Слезли, огляделись... Куда деваться - не знаем. Темно уже. В домах окна засветились.
Борзо покрутил носом, принюхался и решил: "Пошли вот туда!.. К ёлочкам, кустикам - до утра перебудем".
Я беспокоилась:
"А можно ли там?"
"Нам все можно, - отмахнулась Беня. - Мы туристы!"
Ну, перебрались к ёлочкам, поставили палатки и разлеглись.
Утром слышим - кто-то будит нас: "Эй, товарищи! Покажитесь!" Мы высунулись, смотрим: стоят возле наших палаток двое... Один - чернявый, в годах, другой - парнишка, такой белобрысенький, приятный лицом... На рукавах - красные повязки...
Тот, что в годах, строго так: "Вы что? Не знаете, что тут стоять нельзя? Это же привокзальный сквер!.."
В тот самый момент из палатки высунулась голова Фески, всклокоченная, вся в засохших цветах, ленточках... Посмотрела, значит, сонными глазами на этих двоих, поморщилась, потом окинула взглядом с ног до головы белобрысого - и показала ему язык.
Тот оторопел и спрашивает у старшего: "Иван Васильевич, вам не кажется, что это - цыганка?"
А Борзо ему вдогонку: "Бывшая! Теперь туристка!.."
"Что это вы? - удивился старший.- Туристы, а порядка не знаете! Это же сквер!"
"Да мы ночью приехали - ничего не видно!"
"А фонари?! - вскинулся белобрысый.- Фонари-то горели! Видно же, что сквер".
Гундя не выдержала: "Что ты, золотой, привязался со своим сквером? Что мы его, съели?
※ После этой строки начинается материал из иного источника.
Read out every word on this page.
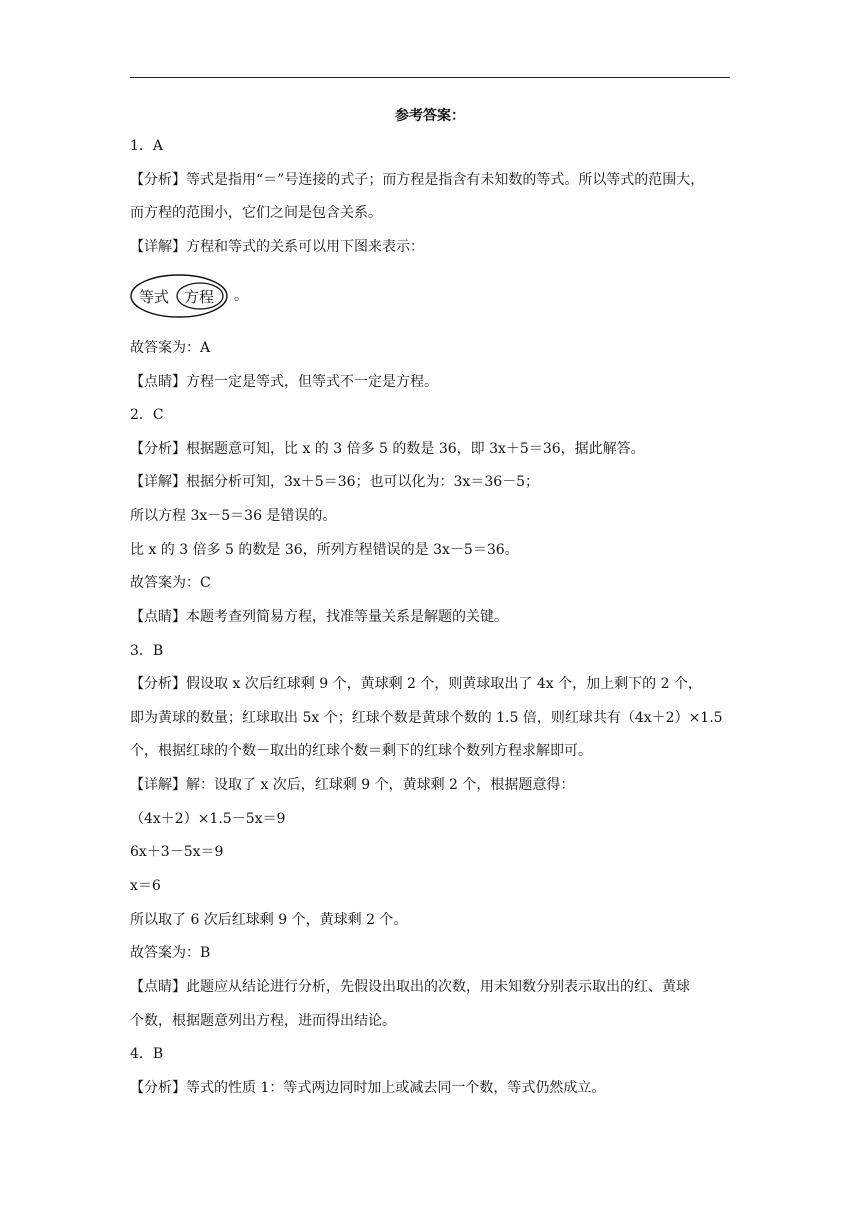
参考答案：
1．A
【分析】等式是指用“＝”号连接的式子；而方程是指含有未知数的等式。所以等式的范围大，
而方程的范围小，它们之间是包含关系。
【详解】方程和等式的关系可以用下图来表示：
等式 方程 。
故答案为：A
【点睛】方程一定是等式，但等式不一定是方程。
2．C
【分析】根据题意可知，比 x 的 3 倍多 5 的数是 36，即 3x＋5＝36，据此解答。
【详解】根据分析可知，3x＋5＝36；也可以化为：3x＝36－5；
所以方程 3x－5＝36 是错误的。
比 x 的 3 倍多 5 的数是 36，所列方程错误的是 3x－5＝36。
故答案为：C
【点睛】本题考查列简易方程，找准等量关系是解题的关键。
3．B
【分析】假设取 x 次后红球剩 9 个，黄球剩 2 个，则黄球取出了 4x 个，加上剩下的 2 个，
即为黄球的数量；红球取出 5x 个；红球个数是黄球个数的 1.5 倍，则红球共有（4x＋2）×1.5
个，根据红球的个数－取出的红球个数＝剩下的红球个数列方程求解即可。
【详解】解：设取了 x 次后，红球剩 9 个，黄球剩 2 个，根据题意得：
（4x＋2）×1.5－5x＝9
6x＋3－5x＝9
x＝6
所以取了 6 次后红球剩 9 个，黄球剩 2 个。
故答案为：B
【点睛】此题应从结论进行分析，先假设出取出的次数，用未知数分别表示取出的红、黄球
个数，根据题意列出方程，进而得出结论。
4．B
【分析】等式的性质 1：等式两边同时加上或减去同一个数，等式仍然成立。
Сквер, сквер... Целуй его!"
"Фофа-дурачок",- вдруг вякнула Феска.
"Цыть!" - прикрикнул на нее Борзо.
"Спать-то нам надо?" - не унимается Феска.
"Цыть, говорю!" - Борзо запустил в Феску ком земли, и она исчезла.
"Ну ладно! - говорит между тем старший. -- Собирайтесь, товарищи цыгане, быстренько и переходите вон в ту рощицу", - показал он рукой за город, там, мол, и речушка есть.
"Вот спасибо! - повеселел Борзо. - Мы это мигом!.."
Все разом засуетились, ринулись убирать палатки, собирать вещи... А Феска прилипла к этому белобрысику и стала выламываться перед ним... Танец лебедя показывать... Потом протянула руку к парню: "Конфеты есть шоколадные?.. Давай!"
А тот закраснелся. "Извините, - лепечет, - знал бы - захватил".
"Теперь знай, - наказывала ему Феска, - захватывай!.. Приходи завтра!" - засмеялась и убежала.
Через час мы уже устраивались в рощице. Место и впрямь хорошее - берёзки, речка.
Беня и Борзо сразу же полетели обнюхивать городок: чем, значит, он живёт, чем дышит...
Ну а мы занялись костровыми делами: сушняком, водой, после разлеглись в тенёчке...
Гундя все Феску донимала: "Ну что, девочка, искрутилась вся, извертелась, а хоть копейку добыла? Глядеть на тебя было тошно".
"А ему не тошно!.. Я знаю... Он мне конфеты принесёт".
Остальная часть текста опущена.